Well. The good news is that it is the best looking of the series, the combat system has been improved and the story is a bit better. But pay close attention to the words “a bit.” Uncharted 3 is only a bit better than its predecessors. The story is the better thing here – with all main characters returning and a few nice additions to the cast. The acting though is probably on a par – but there are a few links. The Jason Statham-esque new member of the team could do with a better actor.

An issue I had with the game is the sense of déjà-vu from previous games. One darkly lit tomb or hall starts to look pretty much like ones you have seen before. The contraptions you have to puzzle over (whilst often ingenious) also come over as repetition from previous games. So I can’t quite see how this game is breaking from the mould as other critics are praising it for. To me it’s very much another solid game in the franchise that ups its game by a small percentage.

The beat is often easy to figure out – You will wander, natter, solve grand puzzles and then end up in a gun fight. The next area you travel to you will explore, talk, solve puzzles and then end up in a gun fight. And so on. And it flows like this for the first half of the game especially. Thankfully it picks up in the second half.

Make no mistake, it’s great fun, has many thrills and spills and a fabulously comedic lead character. But I won’t praise the game as one of the best ever made when the first game already set the bar for this one to climb upon. I think the greatest advances were made with the second game – which also had more exciting gun battles throughout in more varied environments. Most of the first half of this game has its gunplay resigned to old tombs, ancient buildings and undergrounds.

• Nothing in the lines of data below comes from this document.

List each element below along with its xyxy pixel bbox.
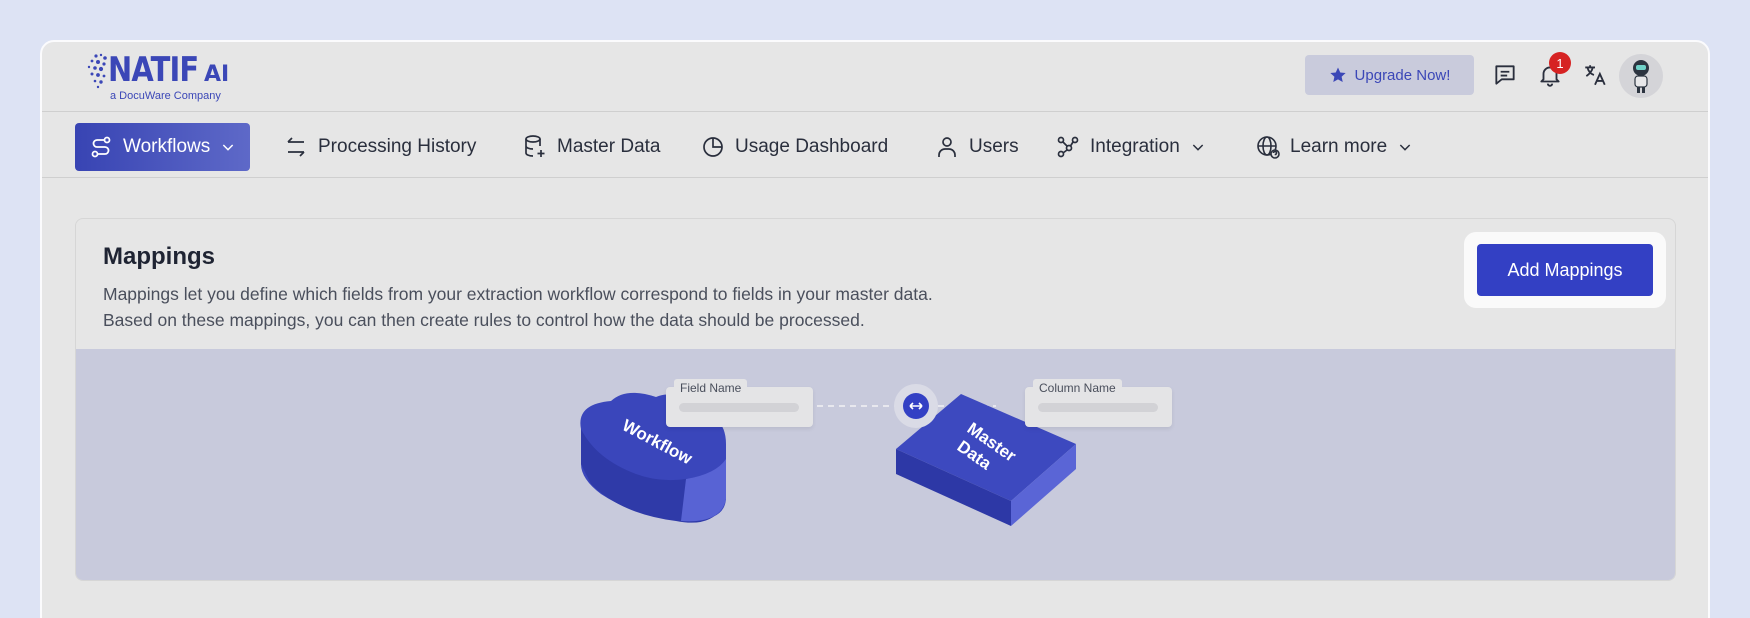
mappings-title: Mappings xyxy=(103,243,215,270)
add-mappings-highlight: Add Mappings xyxy=(1464,232,1666,308)
nav-label: Learn more xyxy=(1290,136,1388,157)
upgrade-label: Upgrade Now! xyxy=(1354,66,1451,84)
language-button[interactable] xyxy=(1580,60,1610,90)
nav-item-workflows[interactable]: Workflows xyxy=(75,123,251,171)
user-avatar[interactable] xyxy=(1619,54,1663,98)
field-name-card: Field Name xyxy=(666,379,813,427)
user-icon xyxy=(938,137,956,157)
column-placeholder-bar xyxy=(1038,403,1158,412)
nav-item-learn-more[interactable]: Learn more xyxy=(1256,123,1413,171)
integration-icon xyxy=(1057,136,1079,158)
logo-subtitle: a DocuWare Company xyxy=(110,90,221,102)
nav-item-usage-dashboard[interactable]: Usage Dashboard xyxy=(701,123,888,171)
mappings-diagram: Workflow Master Data xyxy=(580,384,1076,526)
nav-item-processing-history[interactable]: Processing History xyxy=(284,123,476,171)
chevron-down-icon xyxy=(1192,144,1203,151)
mappings-card: Mappings Mappings let you define which f… xyxy=(75,218,1676,581)
nav-item-master-data[interactable]: Master Data xyxy=(523,123,660,171)
database-add-icon xyxy=(525,135,545,157)
mappings-description-line: Mappings let you define which fields fro… xyxy=(103,284,933,304)
nav-label: Processing History xyxy=(318,136,477,157)
mappings-description: Mappings let you define which fields fro… xyxy=(103,281,933,333)
nav-item-integration[interactable]: Integration xyxy=(1056,123,1206,171)
globe-help-icon xyxy=(1257,136,1280,159)
link-arrows-icon xyxy=(894,384,938,428)
nav-label: Workflows xyxy=(123,136,211,157)
pie-chart-icon xyxy=(703,137,723,157)
app-window: NATIF AI a DocuWare Company Upgrade Now!… xyxy=(40,40,1710,618)
chat-icon xyxy=(1495,65,1515,85)
top-header: NATIF AI a DocuWare Company Upgrade Now!… xyxy=(42,42,1708,112)
upgrade-button[interactable]: Upgrade Now! xyxy=(1305,55,1474,95)
notification-badge: 1 xyxy=(1549,52,1571,74)
star-icon xyxy=(1329,67,1346,83)
mappings-illustration: Workflow Master Data Field Name Column N… xyxy=(76,349,1675,580)
field-name-label: Field Name xyxy=(674,379,748,397)
add-mappings-button[interactable]: Add Mappings xyxy=(1477,244,1653,296)
arrows-swap-icon xyxy=(287,137,305,157)
notifications-button[interactable]: 1 xyxy=(1535,52,1571,90)
natif-logo[interactable]: NATIF AI a DocuWare Company xyxy=(86,48,230,106)
nav-label: Master Data xyxy=(557,136,661,157)
logo-wordmark: NATIF xyxy=(108,50,199,90)
chevron-down-icon xyxy=(223,144,234,151)
workflow-icon xyxy=(91,136,111,158)
mappings-description-line: Based on these mappings, you can then cr… xyxy=(103,310,865,330)
translate-icon xyxy=(1585,65,1606,86)
nav-label: Usage Dashboard xyxy=(735,136,889,157)
robot-avatar-icon xyxy=(1633,60,1649,93)
chat-button[interactable] xyxy=(1490,60,1520,90)
nav-label: Integration xyxy=(1090,136,1180,157)
chevron-down-icon xyxy=(1399,144,1411,151)
column-name-label: Column Name xyxy=(1033,379,1122,397)
nav-label: Users xyxy=(969,136,1019,157)
nav-item-users[interactable]: Users xyxy=(935,123,1019,171)
main-nav: Workflows Processing History Master Data… xyxy=(42,112,1708,178)
logo-ai-suffix: AI xyxy=(204,62,230,87)
field-placeholder-bar xyxy=(679,403,799,412)
column-name-card: Column Name xyxy=(1025,379,1172,427)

Also finding those hidden treasures is predictable for the large part. I managed to find most of these as I progressed with little thought to where I may have to look (so you walk to the bottom of a metal staircase, do you think there will be a hidden treasure behind the bottom flight of steps?).

The main actual complaint is probably that the crosshair aiming needs a steady hand. So if you plan on racking up the headshot count then you will have to be patient with your movements.

On the upside is the general design of the game. Ok the designers need a few fresh conceptual artist in to really make this game stand out from the pack, but the job this bunch do should still be commended.

Medals also need to be handed out to the writers of the game for delivering a tale that expands the characters greatly and keeps you on your toes. The final award has to go to the music which is truly worthy of the big screen. And with a film still in the offing (Seriously if you want this character to work on screen folks either hire the guy who did the game, or get Fillion!).

All in all it’s a fun experience, but I do question how often I may want to return to it. Arkham City on the other hand – I am still locked in on.